Wednesday 8 September 2010

DiamondCorp Botswana Drilling Unearths Encouraging Results

DiamondCorp (LON:DCP) this morning revealed that the J-05 kimberlite in Botswana shows similar characteristics to the diamond bearing volcanic rock at the nearby Jwaneng mine.
The discovery comes after the company sank five boreholes into the target area that intersected what the company termed “coherent kimberlite” at vertical depths of up to 218 metres.

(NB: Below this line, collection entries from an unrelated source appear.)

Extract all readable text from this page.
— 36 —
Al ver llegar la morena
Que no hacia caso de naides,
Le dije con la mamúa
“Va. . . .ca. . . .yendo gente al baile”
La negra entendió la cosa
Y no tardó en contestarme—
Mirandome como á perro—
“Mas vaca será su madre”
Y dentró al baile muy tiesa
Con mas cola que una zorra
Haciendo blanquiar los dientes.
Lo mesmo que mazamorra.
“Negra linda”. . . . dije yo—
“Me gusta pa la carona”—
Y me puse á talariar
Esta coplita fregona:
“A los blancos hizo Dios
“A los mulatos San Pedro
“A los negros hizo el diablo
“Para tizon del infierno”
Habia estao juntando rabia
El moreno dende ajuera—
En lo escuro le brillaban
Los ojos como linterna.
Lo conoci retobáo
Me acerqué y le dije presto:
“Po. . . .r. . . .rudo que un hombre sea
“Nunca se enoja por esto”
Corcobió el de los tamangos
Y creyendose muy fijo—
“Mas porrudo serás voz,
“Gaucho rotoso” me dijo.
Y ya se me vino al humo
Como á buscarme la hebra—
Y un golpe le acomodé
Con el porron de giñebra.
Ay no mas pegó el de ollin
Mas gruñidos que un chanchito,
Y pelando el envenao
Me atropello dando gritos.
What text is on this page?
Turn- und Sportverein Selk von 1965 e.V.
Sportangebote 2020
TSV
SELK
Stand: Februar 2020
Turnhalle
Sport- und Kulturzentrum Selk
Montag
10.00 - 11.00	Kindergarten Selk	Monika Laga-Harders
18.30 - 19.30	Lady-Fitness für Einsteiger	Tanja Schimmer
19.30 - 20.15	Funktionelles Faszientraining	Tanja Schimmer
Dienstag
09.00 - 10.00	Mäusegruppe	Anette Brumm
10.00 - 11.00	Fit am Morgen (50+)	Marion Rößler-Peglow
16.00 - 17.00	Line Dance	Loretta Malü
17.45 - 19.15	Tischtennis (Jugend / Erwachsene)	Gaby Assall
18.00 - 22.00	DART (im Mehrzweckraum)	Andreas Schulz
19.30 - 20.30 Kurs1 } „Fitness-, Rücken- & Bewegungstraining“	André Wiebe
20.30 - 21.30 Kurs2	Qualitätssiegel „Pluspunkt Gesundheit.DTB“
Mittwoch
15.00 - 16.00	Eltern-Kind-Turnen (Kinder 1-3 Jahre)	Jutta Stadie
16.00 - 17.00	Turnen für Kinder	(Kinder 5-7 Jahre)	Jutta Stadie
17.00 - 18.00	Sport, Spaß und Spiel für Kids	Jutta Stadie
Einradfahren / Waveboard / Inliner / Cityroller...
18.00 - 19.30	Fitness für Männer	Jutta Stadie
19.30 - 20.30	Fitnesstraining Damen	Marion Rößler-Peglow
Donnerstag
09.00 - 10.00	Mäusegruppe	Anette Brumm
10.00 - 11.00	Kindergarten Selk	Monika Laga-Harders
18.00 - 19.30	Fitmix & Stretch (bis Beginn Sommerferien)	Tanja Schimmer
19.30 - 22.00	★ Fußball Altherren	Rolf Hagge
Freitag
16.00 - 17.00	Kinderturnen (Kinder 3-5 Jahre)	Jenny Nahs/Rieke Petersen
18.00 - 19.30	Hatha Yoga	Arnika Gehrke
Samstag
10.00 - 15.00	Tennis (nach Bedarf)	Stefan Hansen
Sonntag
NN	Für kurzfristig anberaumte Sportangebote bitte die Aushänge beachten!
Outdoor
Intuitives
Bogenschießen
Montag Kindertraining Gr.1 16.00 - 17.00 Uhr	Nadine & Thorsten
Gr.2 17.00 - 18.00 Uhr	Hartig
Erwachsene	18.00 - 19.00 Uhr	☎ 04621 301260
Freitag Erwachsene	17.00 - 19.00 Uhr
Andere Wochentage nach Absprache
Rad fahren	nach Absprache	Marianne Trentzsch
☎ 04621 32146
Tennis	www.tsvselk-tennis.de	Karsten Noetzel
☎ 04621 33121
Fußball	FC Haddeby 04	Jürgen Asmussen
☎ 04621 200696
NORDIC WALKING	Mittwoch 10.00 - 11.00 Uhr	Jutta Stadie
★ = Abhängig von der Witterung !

Samples are now being shipped to Canada for analysis, while drilling will continue on J-05 to confirm the size of the DiamondCorp kimberlite.
At around two hectares, J-05 is on a similar scale to the company’s Lace mine diamond mine in South Africa.
However management will hope the grade and carat has more in common with Jwaneng, which is just 9 kilometres away.
The Debswana-owned operation is the richest diamond mine in the world on a revenue per tonne basis and produces up to 25 per cent of De Beers’ global production.
And Jwaneng’s grade and carat are five to ten times richer on a revenue per tonne basis than DiamonCorp’s Lace project.
Managing director Paul Loudon said: ‘We are pleased that J-05 is emerging as a kimberlite with the right geological features and potential to carry economic diamond grades.
‘We look forward to updating the market with results from the microdiamond analysis in about eight weeks time.’
The Botswana area was acquired via the ‘use it or lose it’ laws and DiamondCorp earn a 77.5 per cent share once it completes a definitive feasibility study on at least one of the kimberlites over a period of five years.
Of the five targets, the three most prospective were surveyed with ground gravity and magnetics last year.
However the company’s main focus currently is Lace, which was first mined early in the 20th century.
The Lace pipe has been drilled by the company to a depth of some 855 metres, with indications that there are 35 million tonnes of untapped kimberlite between the current 240 metre base level and 855 metres.
Around 500,000 carats are expected to extracted annually once Lace is fully up and running and this should produce a mine life of around 25 years.
During 2011 Loudon says the company will be mining at 13,000 tonnes per month while setting up the sub-level caving underground mine plan and refurbishing the existing vertical shaft, which will be used for hoisting and allow the decline to be used for men, materials and ventilation.
‘By the Q1 next year we will have accessed our resource at the 240-metre level. We will need to raise money in 2011 to bring production up to full scale of 1.2 million tonnes per annum by the end of 2011,’ Loudon said recently.
House broker Cenkos calculates that Lace would generate cash-flows of £3 million from 2012, rising to approximately £15 million from 2015 - assuming annual production of 230,000 carats from 2012 and 400,000 carats by 2015.